Estava tudo um pouco embaçado, mas Davi conseguia identificar uma luz, ouvir barulhos emitidos por aparelhos, sentir que estava deitado. Fechou ou olhos, apertou-os bem e abriu-os de novo.
- Pai? Mãe?
- Davi! - Aline acariciava o filho.
- Como você está, campeão?
- Hã, não sei... Se eu soubesse como vim parar aqui até responderia. O que aconteceu?
É, parece que ele não vai mesmo se lembrar.
- Você caiu, meu amor. Caiu da escada quando descia para tomar café.
- Eu sabia que tinha que parar de descer aquela escada correndo, vocês já tinham me falado!
Aline e Ricardo sorriram. O primeiro sorriso em três cansativos dias de estadia num quarto de hospital.
- Bom dia! Então você resolveu acordar, garotão? - era o doutor Luiz que entrava no quarto - Como se sente, alguma dor? - e mexia em Davi enquanto falava.
- Só um pouco. Essas escadas... Sabia que uma vez eu quebrei meu pé fazendo essa mesmo burrice, doutor? Descer escadas correndo!
E eles sorriram. Não era um riso de quem se alegra, era quase um riso de pena de um menino que, ainda fraco, se culpava por algo que nem havia acontecido. Mas ainda assim era um riso.
- Agora vamos ver então se você aprende! Ricardo, você pode me acompanhar, por favor?
Os dois saíram da sala.
- Bom, pelo que eu entendi Davi não se lembrou e vocês já trataram de resolver com uma escada.
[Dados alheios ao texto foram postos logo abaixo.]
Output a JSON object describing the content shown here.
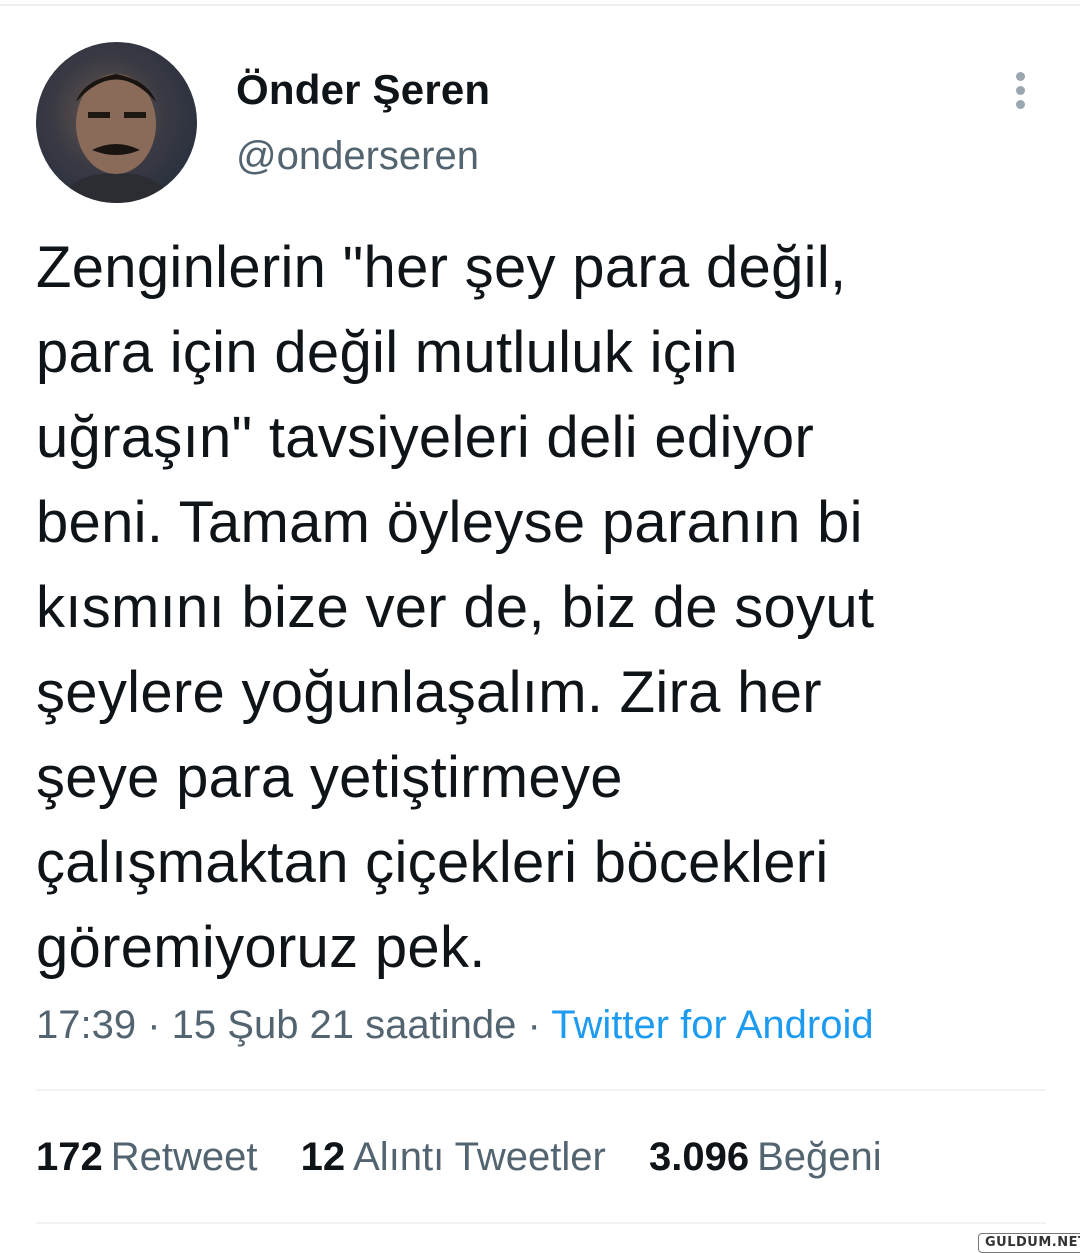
{
  "author": {
    "display_name": "Önder Şeren",
    "handle": "@onderseren"
  },
  "more_icon": "more-vertical-icon",
  "tweet": {
    "text": "Zenginlerin \"her şey para değil,\npara için değil mutluluk için\nuğraşın\" tavsiyeleri deli ediyor\nbeni. Tamam öyleyse paranın bi\nkısmını bize ver de, biz de soyut\nşeylere yoğunlaşalım. Zira her\nşeye para yetiştirmeye\nçalışmaktan çiçekleri böcekleri\ngöremiyoruz pek."
  },
  "meta": {
    "time": "17:39",
    "separator": " · ",
    "date": "15 Şub 21 saatinde",
    "source": "Twitter for Android"
  },
  "stats": [
    {
      "count": "172",
      "label": "Retweet"
    },
    {
      "count": "12",
      "label": "Alıntı Tweetler"
    },
    {
      "count": "3.096",
      "label": "Beğeni"
    }
  ],
  "watermark": "GULDUM.NET",
  "colors": {
    "text": "#0f1419",
    "secondary": "#536471",
    "link": "#1d9bf0",
    "divider": "#eff3f4"
  }
}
- Nós não sabíamos o que fazer...
- Tudo bem, pelos exames eu já esperava que ele não se lembrasse e é natural que pedisse uma explicação. No mais, foi só a memória que falhou, as outras possíveis consequências, felizmente, não foram observadas. Enfim, ele fica aqui por mais uns três dias só por garantia e depois está liberado.
- Obrigado, doutor!

Davi não sonhava, só dormia sem nenhum lampejo de imaginação. O escuro dos seus sonhos deu lugar à luminosidade do dia que nascia depois de suas "primeiras" três noites. Ele recebera alta.